Kimi kaynaklara göre Moğol istilasından sonra Anadoluya gelip, Manisa ve Uşak yöresine yerleşti. Sarı saltukta olduğu gibi bir çok yerde türbesi vardır. Bunlardan bilinenleri: Eşme, Manisa, Akhisar, Afyon, İsparta-Bula bucağı ve Üsküdarla Kadıköy arasında kendi adıyla anılan türbelerdir. Çağın ünlü hakimlerindendir.
Kimi kaynaklar onu Hacı Bektaşın çağdaşı göstermekte, kimileri ise, onun daha sonraki dönemlerde yaşadığını göstermektedir. Örneğin: Bedri Noyana göre, Hacı Bektaşı Veli onu çağırıp: “Karacam, sen oraların Türk topraklarına katılması için görevlendirildin” diyerek, onu İstanbul Üsküdara gönderir. Karaca Ahmet, Kadıköy-Üsküdar arasına yerleşip, dergahını buraya kurar. Burası onun son mekanı olur.” demektedir.
Öte yanda, şifa yurtları için vakıf edilen “vakıfnameler”den anlaşılıyor ki, o, 1350-1390 yılları arasında Manisa dolaylarında yaşamaktadır.
1371 yılında Saruhanlı beyi İshak Çelebi Manisada Seyyid Revek Sultana bir arazi vakfederken, düzenlenen Vakıfnamede ki tanıklar arasında “Süleyman Horasani oğlu Karaca Ahmet” diye bir tanık vardır. İşte bazı kaynaklar, bu Karaca Ahmetin Seyyid Karaca Ahmet olduğunu yazmaktadır.
Tarihler çelişmektedir.
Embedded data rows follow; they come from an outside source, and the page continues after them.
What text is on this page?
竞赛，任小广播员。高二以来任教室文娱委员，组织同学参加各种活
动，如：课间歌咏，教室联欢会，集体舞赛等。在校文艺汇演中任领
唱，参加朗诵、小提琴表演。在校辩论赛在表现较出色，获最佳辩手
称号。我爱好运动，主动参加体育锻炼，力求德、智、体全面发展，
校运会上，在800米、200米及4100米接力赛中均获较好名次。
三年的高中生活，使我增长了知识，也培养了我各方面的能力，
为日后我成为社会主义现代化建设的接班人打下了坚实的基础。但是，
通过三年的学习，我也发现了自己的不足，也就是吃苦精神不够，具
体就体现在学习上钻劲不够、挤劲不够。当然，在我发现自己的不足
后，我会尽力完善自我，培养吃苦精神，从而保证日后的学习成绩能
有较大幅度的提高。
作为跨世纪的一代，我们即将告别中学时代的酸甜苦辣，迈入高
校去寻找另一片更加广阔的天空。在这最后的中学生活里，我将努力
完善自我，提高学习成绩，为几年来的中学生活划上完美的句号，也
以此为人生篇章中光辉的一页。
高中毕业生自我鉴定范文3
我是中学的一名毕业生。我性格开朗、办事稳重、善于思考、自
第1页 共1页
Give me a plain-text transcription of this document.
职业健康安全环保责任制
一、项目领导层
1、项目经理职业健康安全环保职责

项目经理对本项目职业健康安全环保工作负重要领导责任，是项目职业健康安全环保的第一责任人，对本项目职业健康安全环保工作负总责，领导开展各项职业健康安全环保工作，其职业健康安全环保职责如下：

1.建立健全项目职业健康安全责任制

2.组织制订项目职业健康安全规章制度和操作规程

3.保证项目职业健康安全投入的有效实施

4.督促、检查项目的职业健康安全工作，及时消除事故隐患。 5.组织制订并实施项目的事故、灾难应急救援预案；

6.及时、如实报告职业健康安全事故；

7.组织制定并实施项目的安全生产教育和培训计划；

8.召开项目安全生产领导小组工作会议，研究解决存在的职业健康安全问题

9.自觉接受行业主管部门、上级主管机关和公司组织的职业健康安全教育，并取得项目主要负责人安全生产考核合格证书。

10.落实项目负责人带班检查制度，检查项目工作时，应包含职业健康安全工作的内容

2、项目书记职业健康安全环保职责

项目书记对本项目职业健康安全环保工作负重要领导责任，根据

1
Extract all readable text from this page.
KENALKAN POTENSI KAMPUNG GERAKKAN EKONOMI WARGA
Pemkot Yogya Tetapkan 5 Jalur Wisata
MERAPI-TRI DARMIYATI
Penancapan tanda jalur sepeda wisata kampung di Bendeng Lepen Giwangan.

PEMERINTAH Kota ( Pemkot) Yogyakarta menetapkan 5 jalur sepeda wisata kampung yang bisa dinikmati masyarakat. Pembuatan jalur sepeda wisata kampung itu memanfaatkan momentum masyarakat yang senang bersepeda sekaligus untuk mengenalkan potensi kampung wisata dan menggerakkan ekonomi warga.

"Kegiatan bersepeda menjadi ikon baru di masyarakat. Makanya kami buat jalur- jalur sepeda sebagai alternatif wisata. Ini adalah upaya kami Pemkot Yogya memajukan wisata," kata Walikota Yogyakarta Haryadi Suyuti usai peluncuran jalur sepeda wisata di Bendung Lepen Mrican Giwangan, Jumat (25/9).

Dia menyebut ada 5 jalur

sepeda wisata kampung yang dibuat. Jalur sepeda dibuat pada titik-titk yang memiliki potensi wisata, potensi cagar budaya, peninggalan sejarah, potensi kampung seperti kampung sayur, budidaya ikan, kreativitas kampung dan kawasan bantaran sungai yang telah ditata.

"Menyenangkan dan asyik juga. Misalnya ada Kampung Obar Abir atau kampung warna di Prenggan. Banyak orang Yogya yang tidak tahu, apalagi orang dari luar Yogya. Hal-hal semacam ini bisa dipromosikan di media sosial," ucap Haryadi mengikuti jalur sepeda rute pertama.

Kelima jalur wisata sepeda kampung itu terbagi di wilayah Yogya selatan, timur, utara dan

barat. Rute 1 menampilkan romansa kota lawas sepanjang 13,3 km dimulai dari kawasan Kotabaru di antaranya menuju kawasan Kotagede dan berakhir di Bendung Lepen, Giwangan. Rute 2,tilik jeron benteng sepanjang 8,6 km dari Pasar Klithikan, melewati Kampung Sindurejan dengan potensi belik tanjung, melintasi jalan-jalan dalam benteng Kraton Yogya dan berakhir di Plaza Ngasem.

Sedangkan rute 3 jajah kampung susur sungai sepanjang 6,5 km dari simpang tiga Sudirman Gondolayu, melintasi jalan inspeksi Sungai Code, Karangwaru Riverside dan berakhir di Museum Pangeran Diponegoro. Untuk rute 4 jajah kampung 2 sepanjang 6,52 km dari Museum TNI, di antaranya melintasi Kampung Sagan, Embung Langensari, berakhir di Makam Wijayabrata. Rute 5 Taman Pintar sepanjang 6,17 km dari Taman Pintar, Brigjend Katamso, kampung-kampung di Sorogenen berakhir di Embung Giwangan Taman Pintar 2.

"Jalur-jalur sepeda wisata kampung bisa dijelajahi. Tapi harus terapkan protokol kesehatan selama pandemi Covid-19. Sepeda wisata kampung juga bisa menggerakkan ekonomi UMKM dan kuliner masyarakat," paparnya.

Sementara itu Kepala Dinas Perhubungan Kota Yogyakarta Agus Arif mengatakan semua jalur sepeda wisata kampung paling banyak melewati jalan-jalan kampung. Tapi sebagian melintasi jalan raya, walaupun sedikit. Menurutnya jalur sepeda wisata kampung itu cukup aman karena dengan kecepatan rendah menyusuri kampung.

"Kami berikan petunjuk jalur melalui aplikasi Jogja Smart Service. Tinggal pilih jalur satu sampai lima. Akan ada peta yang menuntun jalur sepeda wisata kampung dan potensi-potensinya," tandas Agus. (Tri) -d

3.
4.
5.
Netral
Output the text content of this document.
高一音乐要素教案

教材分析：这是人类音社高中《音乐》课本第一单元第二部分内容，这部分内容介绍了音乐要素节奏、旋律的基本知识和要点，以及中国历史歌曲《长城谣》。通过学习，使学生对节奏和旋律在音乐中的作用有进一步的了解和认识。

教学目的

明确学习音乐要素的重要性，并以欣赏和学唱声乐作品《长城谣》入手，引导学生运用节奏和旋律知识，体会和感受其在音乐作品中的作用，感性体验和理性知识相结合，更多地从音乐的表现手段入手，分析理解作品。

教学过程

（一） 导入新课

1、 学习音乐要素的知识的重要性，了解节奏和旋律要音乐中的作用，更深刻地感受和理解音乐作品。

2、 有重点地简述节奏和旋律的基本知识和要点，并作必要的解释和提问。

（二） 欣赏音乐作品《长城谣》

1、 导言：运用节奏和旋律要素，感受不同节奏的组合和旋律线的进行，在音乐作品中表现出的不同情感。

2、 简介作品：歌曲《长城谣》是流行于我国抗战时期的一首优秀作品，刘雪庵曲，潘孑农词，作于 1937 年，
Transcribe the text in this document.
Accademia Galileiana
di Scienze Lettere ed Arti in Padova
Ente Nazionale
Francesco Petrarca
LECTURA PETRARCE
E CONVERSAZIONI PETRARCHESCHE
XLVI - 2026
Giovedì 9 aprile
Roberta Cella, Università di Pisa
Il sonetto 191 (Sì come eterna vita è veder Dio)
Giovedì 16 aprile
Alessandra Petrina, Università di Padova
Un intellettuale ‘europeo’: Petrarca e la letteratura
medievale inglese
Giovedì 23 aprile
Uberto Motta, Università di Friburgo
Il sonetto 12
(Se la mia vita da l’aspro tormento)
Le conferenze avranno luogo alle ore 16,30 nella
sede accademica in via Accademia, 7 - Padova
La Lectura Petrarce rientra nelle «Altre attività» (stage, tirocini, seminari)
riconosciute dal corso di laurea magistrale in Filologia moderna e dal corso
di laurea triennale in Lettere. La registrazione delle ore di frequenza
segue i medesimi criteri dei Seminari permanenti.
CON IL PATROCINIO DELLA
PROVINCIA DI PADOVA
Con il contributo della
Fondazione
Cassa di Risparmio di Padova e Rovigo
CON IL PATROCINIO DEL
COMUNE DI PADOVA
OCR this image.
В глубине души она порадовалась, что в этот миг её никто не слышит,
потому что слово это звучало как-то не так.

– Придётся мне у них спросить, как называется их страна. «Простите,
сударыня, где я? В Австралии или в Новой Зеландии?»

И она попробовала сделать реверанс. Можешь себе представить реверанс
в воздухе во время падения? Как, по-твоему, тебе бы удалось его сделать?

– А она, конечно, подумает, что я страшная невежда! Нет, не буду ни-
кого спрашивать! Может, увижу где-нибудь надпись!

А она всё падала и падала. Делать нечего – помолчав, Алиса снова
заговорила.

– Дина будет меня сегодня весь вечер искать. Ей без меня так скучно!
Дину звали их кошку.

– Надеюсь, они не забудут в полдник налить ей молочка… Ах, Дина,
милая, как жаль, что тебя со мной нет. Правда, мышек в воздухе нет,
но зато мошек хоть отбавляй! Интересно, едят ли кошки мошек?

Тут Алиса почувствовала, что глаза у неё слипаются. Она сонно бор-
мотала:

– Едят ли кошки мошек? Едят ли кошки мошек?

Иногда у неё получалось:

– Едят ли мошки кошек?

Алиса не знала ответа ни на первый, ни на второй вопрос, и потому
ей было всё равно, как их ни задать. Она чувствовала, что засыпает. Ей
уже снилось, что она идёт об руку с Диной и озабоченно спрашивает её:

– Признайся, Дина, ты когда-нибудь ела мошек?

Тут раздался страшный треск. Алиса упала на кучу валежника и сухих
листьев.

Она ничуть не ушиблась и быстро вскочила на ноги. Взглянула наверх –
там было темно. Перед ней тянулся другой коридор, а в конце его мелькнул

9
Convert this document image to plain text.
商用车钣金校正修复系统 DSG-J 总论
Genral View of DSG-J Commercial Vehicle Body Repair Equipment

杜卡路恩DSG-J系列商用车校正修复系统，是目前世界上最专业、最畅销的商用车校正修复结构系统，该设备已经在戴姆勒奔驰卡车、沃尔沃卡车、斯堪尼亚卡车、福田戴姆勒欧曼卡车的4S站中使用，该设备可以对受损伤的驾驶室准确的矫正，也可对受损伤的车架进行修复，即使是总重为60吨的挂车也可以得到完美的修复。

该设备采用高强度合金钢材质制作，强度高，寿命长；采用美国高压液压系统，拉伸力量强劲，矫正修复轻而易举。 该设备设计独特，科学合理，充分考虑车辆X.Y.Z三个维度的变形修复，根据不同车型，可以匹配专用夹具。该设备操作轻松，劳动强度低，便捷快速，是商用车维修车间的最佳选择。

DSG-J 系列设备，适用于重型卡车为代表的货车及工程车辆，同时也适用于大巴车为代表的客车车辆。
Hacı Bektaş Veli tarafından görevlendirildiyse, 1371 yılında Saruhan Beyi İshak Çelebi tarafından mühürlenerek vakfedilen belgenin altında imzası olamaz. Hacı Bektaş-ı Veli öldüğü zaman karaca Ahmetin 20 yaşında olduğunu varsaysak bile, 1371 de İshak Çelebi ile olabilmesi için en az 120 yaşlarında olması gerekirdi.
Bize göre tek bir Karaca Ahmetin bahsedilmiyor. Manisadaki Karaca Ahmet, bir Türkmen beyidir.